7. The system of claim 6, wherein the activation mechanism is a knob configured to activate the display control feature when pressed.

8. The system of claim 1, wherein the display control feature is configured to display a respective one of a plurality of successive events each time the display control feature is activated.

9. The system of claim 1, wherein the display control feature is configured to graphically distinguish between data from a first time period and data from a second time period.

10. A method, comprising:

receiving input relating to patient physiological parameters;

storing historical data related to the input;

detecting and labeling events in the historical data;

displaying visual data corresponding to the historical data in a normal view;

jumping to a historical view when a display control feature is activated, the historical view including visual data corresponding to the event.

11. The method of claim 10, comprising detecting the event in the historical data based on an alarm.

12. The method of claim 10, comprising detecting the event in the historical data based on a pattern in the data.

13. The method of claim 12, wherein the pattern includes a desaturation pattern in pulse oximetry data.

14. The method of claim 10, comprising initiating the display control feature when input is received from an activation mechanism.
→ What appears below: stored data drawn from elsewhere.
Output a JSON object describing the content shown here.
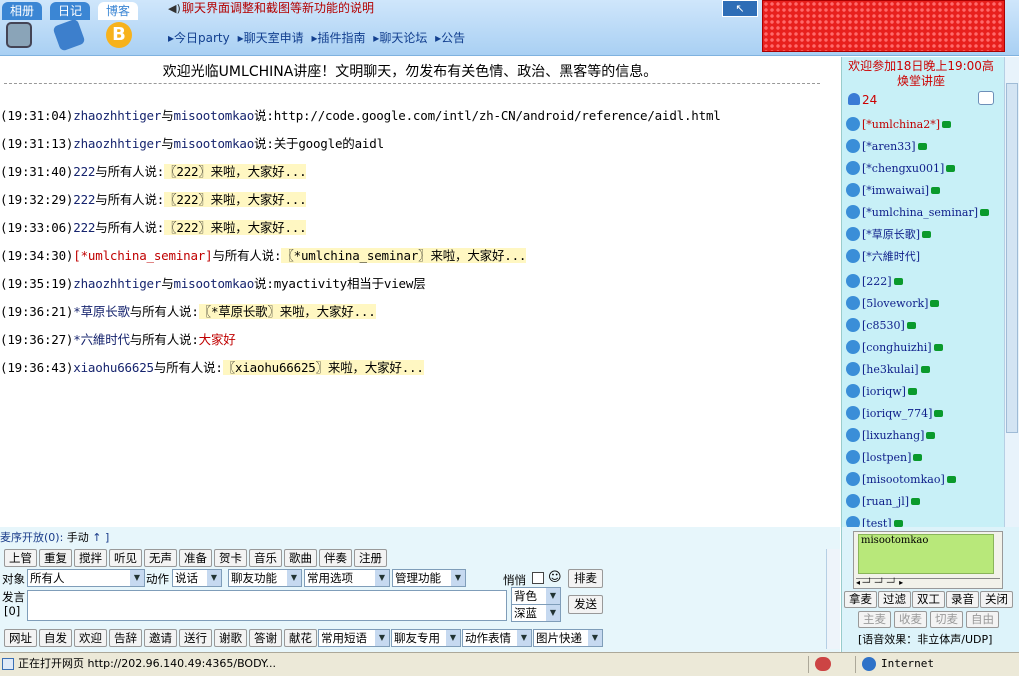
{
  "topbar": {
    "tabs": [
      "相册",
      "日记",
      "博客"
    ],
    "notice": "聊天界面调整和截图等新功能的说明",
    "nav_links": [
      "▸今日party",
      "▸聊天室申请",
      "▸插件指南",
      "▸聊天论坛",
      "▸公告"
    ]
  },
  "chat": {
    "welcome": "欢迎光临UMLCHINA讲座！文明聊天，勿发布有关色情、政治、黑客等的信息。",
    "messages": [
      {
        "time": "(19:31:04)",
        "speaker": "zhaozhhtiger",
        "mid": "与",
        "target": "misootomkao",
        "said": "说:",
        "text": "http://code.google.com/intl/zh-CN/android/reference/aidl.html"
      },
      {
        "time": "(19:31:13)",
        "speaker": "zhaozhhtiger",
        "mid": "与",
        "target": "misootomkao",
        "said": "说:",
        "text": "关于google的aidl"
      },
      {
        "time": "(19:31:40)",
        "speaker": "222",
        "mid": "与",
        "target": "所有人",
        "said": "说:",
        "text": "〖222〗来啦，大家好..."
      },
      {
        "time": "(19:32:29)",
        "speaker": "222",
        "mid": "与",
        "target": "所有人",
        "said": "说:",
        "text": "〖222〗来啦，大家好..."
      },
      {
        "time": "(19:33:06)",
        "speaker": "222",
        "mid": "与",
        "target": "所有人",
        "said": "说:",
        "text": "〖222〗来啦，大家好..."
      },
      {
        "time": "(19:34:30)",
        "speaker": "[*umlchina_seminar]",
        "mid": "与",
        "target": "所有人",
        "said": "说:",
        "text": "〖*umlchina_seminar〗来啦，大家好..."
      },
      {
        "time": "(19:35:19)",
        "speaker": "zhaozhhtiger",
        "mid": "与",
        "target": "misootomkao",
        "said": "说:",
        "text": "myactivity相当于view层"
      },
      {
        "time": "(19:36:21)",
        "speaker": "*草原长歌",
        "mid": "与",
        "target": "所有人",
        "said": "说:",
        "text": "〖*草原长歌〗来啦，大家好..."
      },
      {
        "time": "(19:36:27)",
        "speaker": "*六維时代",
        "mid": "与",
        "target": "所有人",
        "said": "说:",
        "text": "大家好"
      },
      {
        "time": "(19:36:43)",
        "speaker": "xiaohu66625",
        "mid": "与",
        "target": "所有人",
        "said": "说:",
        "text": "〖xiaohu66625〗来啦，大家好..."
      }
    ]
  },
  "right_panel": {
    "title": "欢迎参加18日晚上19:00高焕堂讲座",
    "online_count": "24",
    "users": [
      "[*umlchina2*]",
      "[*aren33]",
      "[*chengxu001]",
      "[*imwaiwai]",
      "[*umlchina_seminar]",
      "[*草原长歌]",
      "[*六維时代]",
      "[222]",
      "[5lovework]",
      "[c8530]",
      "[conghuizhi]",
      "[he3kulai]",
      "[ioriqw]",
      "[ioriqw_774]",
      "[lixuzhang]",
      "[lostpen]",
      "[misootomkao]",
      "[ruan_jl]",
      "[test]"
    ]
  },
  "bottom": {
    "queue_label": "麦序开放",
    "queue_count": "(0):",
    "queue_mode": "手动",
    "queue_arrow": "↑",
    "queue_end": "]",
    "row1_buttons": [
      "上管",
      "重复",
      "搅拌",
      "听见",
      "无声",
      "准备",
      "贺卡",
      "音乐",
      "歌曲",
      "伴奏",
      "注册"
    ],
    "target_label": "对象",
    "target_value": "所有人",
    "action_label": "动作",
    "action_value": "说话",
    "friend_func": "聊友功能",
    "common_options": "常用选项",
    "admin_func": "管理功能",
    "whisper_label": "悄悄",
    "smiley": "☺",
    "queue_button": "排麦",
    "speak_label": "发言",
    "speak_count": "[0]",
    "bg_color": "背色",
    "deep_blue": "深蓝",
    "send_button": "发送",
    "row3_buttons": [
      "网址",
      "自发",
      "欢迎",
      "告辞",
      "邀请",
      "送行",
      "谢歌",
      "答谢",
      "献花"
    ],
    "common_phrases": "常用短语",
    "friend_special": "聊友专用",
    "action_expr": "动作表情",
    "pic_express": "图片快递"
  },
  "voice": {
    "name": "misootomkao",
    "buttons_row1": [
      "拿麦",
      "过滤",
      "双工",
      "录音",
      "关闭"
    ],
    "buttons_row2": [
      "主麦",
      "收麦",
      "切麦",
      "自由"
    ],
    "effect": "[语音效果：非立体声/UDP]"
  },
  "statusbar": {
    "text": "正在打开网页 http://202.96.140.49:4365/BODY...",
    "zone": "Internet"
  }
}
15. The method of claim 10, comprising jumping to a display of a respective one of a plurality of successive events each time the display control feature is activated.

16. The method of claim 10, comprising graphically distinguishing between historical data from a first time period and historical data from a second time period.

17. A method, comprising:

receiving physiological data from a sensor;

identifying a plurality of events in the physiological data; and

jumping to a display of data relating to at least one of the plurality of events when a display control feature is activated.

18. The method of claim 17, comprising labeling each of the plurality of events when the events are identified.

19. The method of claim 18, wherein labeling comprises providing a graphic indicative of event type.

20. The method of claim 18, wherein labeling comprises providing a timestamp for each of the plurality of events.

21. The method of claim 17, comprising detecting a first event of the plurality of events based on a pattern in the physiological data.

22. The method of claim 21, wherein the pattern includes a desaturation pattern in pulse oximetry data.